Dla Kościoła

Słowne obrazy Boga w Biblii, podobnie jak różne nadane Mu imiona, stanowią istotną część Jego samoobjawienia. Kiedy Pismo Święte porównuje Boga do lwa, skały, pasterza, sędziego czy króla, mówi nam wiele o tym, kim jest Bóg i o naszej relacji do Niego. Jedną z najbardziej znaczących metafor jest obraz Boga jako Ojca, który znajdujemy w odniesieniu do Boga wielokrotnie zarówno w Starym, jak i w Nowym Testamencie, ale szczególnie w Nowym. A samo objawienie Boga jako „Ojca” jest rozpakowane w kilku wymiarach. Podkreślimy je tutaj.

Bóg jako Ojciec – Stwórca

Po pierwsze, Bóg jest Ojcem w sensie Stwórcy. Jest „Ojcem świateł” (Jk 1,17), „Ojcem duchów” (Hbr 12,9), „jednym Bogiem Ojcem, od którego wszystko pochodzi” (1 Kor 8,6), i w tym sensie cała ludzkość jest „Jego potomstwem” (Dz 17,25-26). Z tym wiążą się towarzyszące temu konotacje jego praw nad wszystkimi rzeczami, godności, honoru i autorytetu należnego ojcu, a także jego opatrznościowej opieki nad swoimi stworzeniami.

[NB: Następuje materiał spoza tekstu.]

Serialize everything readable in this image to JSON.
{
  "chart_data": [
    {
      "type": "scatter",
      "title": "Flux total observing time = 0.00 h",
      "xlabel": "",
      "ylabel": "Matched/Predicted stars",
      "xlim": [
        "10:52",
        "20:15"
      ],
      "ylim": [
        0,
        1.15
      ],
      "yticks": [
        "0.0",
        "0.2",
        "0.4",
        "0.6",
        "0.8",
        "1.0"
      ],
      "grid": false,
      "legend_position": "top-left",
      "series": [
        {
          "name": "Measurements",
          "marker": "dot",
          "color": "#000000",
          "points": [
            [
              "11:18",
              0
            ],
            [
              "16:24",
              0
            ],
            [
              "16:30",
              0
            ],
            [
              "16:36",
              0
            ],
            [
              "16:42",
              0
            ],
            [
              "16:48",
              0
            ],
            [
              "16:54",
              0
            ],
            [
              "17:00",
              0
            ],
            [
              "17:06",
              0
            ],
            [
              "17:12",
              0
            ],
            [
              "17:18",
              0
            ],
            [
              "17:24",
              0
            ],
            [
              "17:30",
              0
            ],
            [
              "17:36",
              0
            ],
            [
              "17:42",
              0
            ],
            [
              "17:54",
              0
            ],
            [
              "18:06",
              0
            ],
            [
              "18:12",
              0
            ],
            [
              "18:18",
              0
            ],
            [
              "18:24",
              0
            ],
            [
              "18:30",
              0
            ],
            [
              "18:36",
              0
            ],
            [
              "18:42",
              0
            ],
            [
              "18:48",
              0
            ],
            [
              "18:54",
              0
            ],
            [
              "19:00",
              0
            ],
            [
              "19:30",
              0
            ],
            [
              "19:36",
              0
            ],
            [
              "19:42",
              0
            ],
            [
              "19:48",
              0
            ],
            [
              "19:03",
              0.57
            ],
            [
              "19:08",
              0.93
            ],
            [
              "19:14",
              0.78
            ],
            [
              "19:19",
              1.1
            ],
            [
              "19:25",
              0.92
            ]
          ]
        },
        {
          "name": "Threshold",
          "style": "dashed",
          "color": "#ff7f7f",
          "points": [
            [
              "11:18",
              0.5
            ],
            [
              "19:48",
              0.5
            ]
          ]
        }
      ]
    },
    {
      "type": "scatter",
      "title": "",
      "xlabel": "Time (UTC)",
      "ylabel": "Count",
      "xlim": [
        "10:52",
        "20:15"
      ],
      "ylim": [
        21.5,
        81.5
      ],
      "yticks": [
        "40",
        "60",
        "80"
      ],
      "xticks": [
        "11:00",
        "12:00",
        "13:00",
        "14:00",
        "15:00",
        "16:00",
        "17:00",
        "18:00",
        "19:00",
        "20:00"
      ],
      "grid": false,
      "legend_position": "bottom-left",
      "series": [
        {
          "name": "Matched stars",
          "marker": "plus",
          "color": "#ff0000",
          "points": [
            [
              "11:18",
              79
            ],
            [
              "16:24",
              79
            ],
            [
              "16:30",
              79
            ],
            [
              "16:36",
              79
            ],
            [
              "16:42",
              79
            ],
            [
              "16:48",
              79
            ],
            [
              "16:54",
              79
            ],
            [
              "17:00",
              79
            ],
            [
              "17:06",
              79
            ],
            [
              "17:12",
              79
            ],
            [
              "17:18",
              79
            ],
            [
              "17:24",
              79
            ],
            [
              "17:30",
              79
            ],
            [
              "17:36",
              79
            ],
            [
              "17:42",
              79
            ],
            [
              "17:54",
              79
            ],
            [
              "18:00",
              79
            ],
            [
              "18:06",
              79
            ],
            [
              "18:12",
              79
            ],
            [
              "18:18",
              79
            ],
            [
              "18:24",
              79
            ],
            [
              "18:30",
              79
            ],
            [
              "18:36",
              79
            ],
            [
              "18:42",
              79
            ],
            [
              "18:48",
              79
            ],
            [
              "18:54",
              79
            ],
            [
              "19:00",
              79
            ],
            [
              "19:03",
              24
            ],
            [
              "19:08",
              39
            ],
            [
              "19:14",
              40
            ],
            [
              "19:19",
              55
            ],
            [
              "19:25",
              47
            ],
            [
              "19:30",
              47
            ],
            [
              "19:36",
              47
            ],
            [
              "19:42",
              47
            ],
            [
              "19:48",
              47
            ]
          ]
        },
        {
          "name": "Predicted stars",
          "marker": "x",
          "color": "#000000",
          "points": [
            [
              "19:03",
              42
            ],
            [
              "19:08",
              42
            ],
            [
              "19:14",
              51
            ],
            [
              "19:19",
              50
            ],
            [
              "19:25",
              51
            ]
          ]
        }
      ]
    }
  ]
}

Bóg Ojciec Pana naszego Jezusa Chrystusa

W odniesieniu do Boga i w modlitwie Jezus najczęściej odnosił się do Boga jako do swojego Ojca. Powinniśmy to rozumieć przynajmniej w kategoriach mesjańskich. W przymierzu z Dawidem, Bóg obiecał, że uczyni syna Dawida swoim własnym synem (2 Sam. 7:14). Chociaż odnosi się to do królewskiej linii Dawida, to ostatecznie odnosi się do tego „większego syna Dawida”, Mesjasza. Znajduje to odzwierciedlenie, na przykład, w Psalmie 2:7, Psalmie, który antycypuje intronizację większego Syna Dawida – „Tyś jest mój Syn, dziś Cię spłodziłem”. Odzwierciedla to również język „syna Bożego” z Ewangelii Jana. „Syn Boży” jest tytułem mesjańskim.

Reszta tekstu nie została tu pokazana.